Peu de temps avant de découvrir Le jardin de Cyrus de La Borne, j'avais reçu le 9 octobre Nous irons tous au paradis, de Daniel Marguerat et Marie Balmary (Albin Michel, 2012), lecture en dialogue autour du motif du Jugement dernier. Je voulais poursuivre l'étude de la passionnante geste interprétative de Marie Balmary sur les textes bibliques. Le 11 octobre, j'avais été amusé de tomber sur un article de Barbotages titré On ira tous au.
Il me revint alors en mémoire que le Pardès, "paradis" était aussi traité dans Lire aux éclats, de Marc-Alain Ouaknin, un essai que j'avais acheté à Lyon en avril 1993, et qui m'avait enthousiasmé. Je ressortis le livre de son rayonnage, un marque-page s'y trouvait encore, et il était très précisément inséré à la page 29, qui évoquait le paradis :"Tout commença par un voyage...
Quatre Maîtres pénétrèrent dans le jardin.
Le premier regarda et crut que ce qu'il voyait était la vérité ; il en mourut.
Le deuxième regarda. Chaque chose qu'il voyait lui apparaissait double ; il devint fou.
Le troisième se mit à couper les plantations.
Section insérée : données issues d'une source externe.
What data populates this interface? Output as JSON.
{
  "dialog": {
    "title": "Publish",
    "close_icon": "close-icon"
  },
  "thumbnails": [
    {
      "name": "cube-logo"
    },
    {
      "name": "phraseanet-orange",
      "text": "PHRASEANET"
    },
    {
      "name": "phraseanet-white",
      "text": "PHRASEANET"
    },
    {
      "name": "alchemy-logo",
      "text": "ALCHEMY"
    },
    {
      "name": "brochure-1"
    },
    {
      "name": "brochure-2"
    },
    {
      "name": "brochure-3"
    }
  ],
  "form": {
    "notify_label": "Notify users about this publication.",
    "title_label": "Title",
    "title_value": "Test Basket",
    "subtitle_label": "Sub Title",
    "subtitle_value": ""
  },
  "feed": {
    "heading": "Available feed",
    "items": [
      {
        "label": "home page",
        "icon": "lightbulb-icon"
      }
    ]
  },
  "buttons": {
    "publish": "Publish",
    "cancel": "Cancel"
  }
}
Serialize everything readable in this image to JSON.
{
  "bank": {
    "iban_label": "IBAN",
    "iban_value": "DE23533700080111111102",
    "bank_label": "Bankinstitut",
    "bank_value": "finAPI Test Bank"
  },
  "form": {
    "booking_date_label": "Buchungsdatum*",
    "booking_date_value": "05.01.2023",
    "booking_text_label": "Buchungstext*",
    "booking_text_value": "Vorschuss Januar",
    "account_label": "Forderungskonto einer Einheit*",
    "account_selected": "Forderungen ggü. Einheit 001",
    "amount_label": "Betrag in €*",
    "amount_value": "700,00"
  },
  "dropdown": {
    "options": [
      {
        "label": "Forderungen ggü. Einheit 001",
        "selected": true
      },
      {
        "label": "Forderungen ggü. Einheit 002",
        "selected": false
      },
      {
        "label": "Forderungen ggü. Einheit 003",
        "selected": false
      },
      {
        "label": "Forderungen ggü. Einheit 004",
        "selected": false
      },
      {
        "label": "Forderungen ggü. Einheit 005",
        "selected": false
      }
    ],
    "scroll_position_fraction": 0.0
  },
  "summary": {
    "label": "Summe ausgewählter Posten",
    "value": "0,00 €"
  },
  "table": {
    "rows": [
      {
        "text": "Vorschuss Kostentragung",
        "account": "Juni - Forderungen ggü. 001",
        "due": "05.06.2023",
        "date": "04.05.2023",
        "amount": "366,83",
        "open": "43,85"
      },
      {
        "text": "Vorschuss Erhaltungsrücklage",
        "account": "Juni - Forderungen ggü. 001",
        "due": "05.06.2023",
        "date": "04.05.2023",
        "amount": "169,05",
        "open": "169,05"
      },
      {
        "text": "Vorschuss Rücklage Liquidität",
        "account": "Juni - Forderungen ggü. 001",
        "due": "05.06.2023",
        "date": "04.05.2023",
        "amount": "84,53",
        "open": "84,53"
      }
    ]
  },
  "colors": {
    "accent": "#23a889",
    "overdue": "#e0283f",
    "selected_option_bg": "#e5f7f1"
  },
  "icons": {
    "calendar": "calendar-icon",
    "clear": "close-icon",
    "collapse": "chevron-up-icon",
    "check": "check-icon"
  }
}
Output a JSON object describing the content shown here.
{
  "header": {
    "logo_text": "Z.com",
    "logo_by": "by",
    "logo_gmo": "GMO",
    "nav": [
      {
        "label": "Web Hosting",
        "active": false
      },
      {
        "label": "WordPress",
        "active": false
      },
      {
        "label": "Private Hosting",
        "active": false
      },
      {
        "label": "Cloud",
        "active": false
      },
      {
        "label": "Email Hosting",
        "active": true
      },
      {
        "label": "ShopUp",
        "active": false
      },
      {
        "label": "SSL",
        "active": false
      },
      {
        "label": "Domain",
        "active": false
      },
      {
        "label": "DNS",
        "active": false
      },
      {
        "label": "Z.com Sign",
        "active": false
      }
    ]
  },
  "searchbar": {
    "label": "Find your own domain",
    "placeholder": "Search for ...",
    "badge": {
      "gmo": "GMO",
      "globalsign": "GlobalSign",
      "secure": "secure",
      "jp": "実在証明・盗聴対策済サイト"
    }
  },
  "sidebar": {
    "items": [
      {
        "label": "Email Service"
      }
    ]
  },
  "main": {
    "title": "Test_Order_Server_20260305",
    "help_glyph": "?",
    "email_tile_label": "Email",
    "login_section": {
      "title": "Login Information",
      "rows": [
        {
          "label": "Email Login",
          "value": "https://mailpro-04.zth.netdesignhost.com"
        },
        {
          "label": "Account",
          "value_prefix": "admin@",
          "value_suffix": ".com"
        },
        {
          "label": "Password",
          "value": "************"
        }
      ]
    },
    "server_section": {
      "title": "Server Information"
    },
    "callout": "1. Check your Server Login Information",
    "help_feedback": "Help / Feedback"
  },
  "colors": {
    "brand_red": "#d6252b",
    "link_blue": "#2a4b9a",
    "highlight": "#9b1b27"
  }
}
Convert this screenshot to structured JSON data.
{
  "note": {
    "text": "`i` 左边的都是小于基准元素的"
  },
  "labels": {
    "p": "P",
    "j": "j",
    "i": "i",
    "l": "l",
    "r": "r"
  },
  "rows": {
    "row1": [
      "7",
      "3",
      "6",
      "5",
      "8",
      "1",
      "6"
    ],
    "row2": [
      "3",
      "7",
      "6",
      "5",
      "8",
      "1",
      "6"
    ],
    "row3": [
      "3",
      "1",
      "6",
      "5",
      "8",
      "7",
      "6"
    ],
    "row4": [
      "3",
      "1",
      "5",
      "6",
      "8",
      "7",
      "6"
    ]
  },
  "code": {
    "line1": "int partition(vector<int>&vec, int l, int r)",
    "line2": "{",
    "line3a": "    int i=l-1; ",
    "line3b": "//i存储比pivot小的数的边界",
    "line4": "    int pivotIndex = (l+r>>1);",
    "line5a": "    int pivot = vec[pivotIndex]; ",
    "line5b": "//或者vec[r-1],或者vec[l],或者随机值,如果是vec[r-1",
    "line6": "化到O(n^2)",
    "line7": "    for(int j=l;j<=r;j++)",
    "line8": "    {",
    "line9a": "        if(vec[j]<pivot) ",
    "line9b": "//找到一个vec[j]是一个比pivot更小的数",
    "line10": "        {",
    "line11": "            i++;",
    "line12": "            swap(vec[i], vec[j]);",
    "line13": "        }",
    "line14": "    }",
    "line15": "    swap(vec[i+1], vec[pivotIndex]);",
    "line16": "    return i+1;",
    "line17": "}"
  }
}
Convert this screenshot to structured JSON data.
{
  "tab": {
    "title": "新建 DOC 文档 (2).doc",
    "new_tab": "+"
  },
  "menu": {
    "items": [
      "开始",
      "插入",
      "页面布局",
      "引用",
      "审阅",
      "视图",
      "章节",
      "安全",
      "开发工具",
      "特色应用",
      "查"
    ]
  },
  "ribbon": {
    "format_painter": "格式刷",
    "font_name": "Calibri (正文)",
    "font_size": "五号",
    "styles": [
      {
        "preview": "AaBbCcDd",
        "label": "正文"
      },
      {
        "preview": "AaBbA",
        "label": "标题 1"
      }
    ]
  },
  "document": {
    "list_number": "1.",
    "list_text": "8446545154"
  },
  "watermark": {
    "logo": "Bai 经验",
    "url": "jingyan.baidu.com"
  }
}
Le monde commença à lui devenir étranger ; il devint l'Autre.
Enfin, le quatrième entra et sortit indemne.
Ce voyage est devenu dans le monde des lettres juives, depuis la lecture qu'en fit Moïse de Léon dans la Zohar, le paradigme épistémologique de l'herméneutique.
Le jardin est le jardin du sens, des sens, des multiples significations de l’Écriture. En hébreu, il porte le nom de Pardès, qu'évoque en français le mot paradis. Le paradis du sens. Le source même de "lire aux éclats"."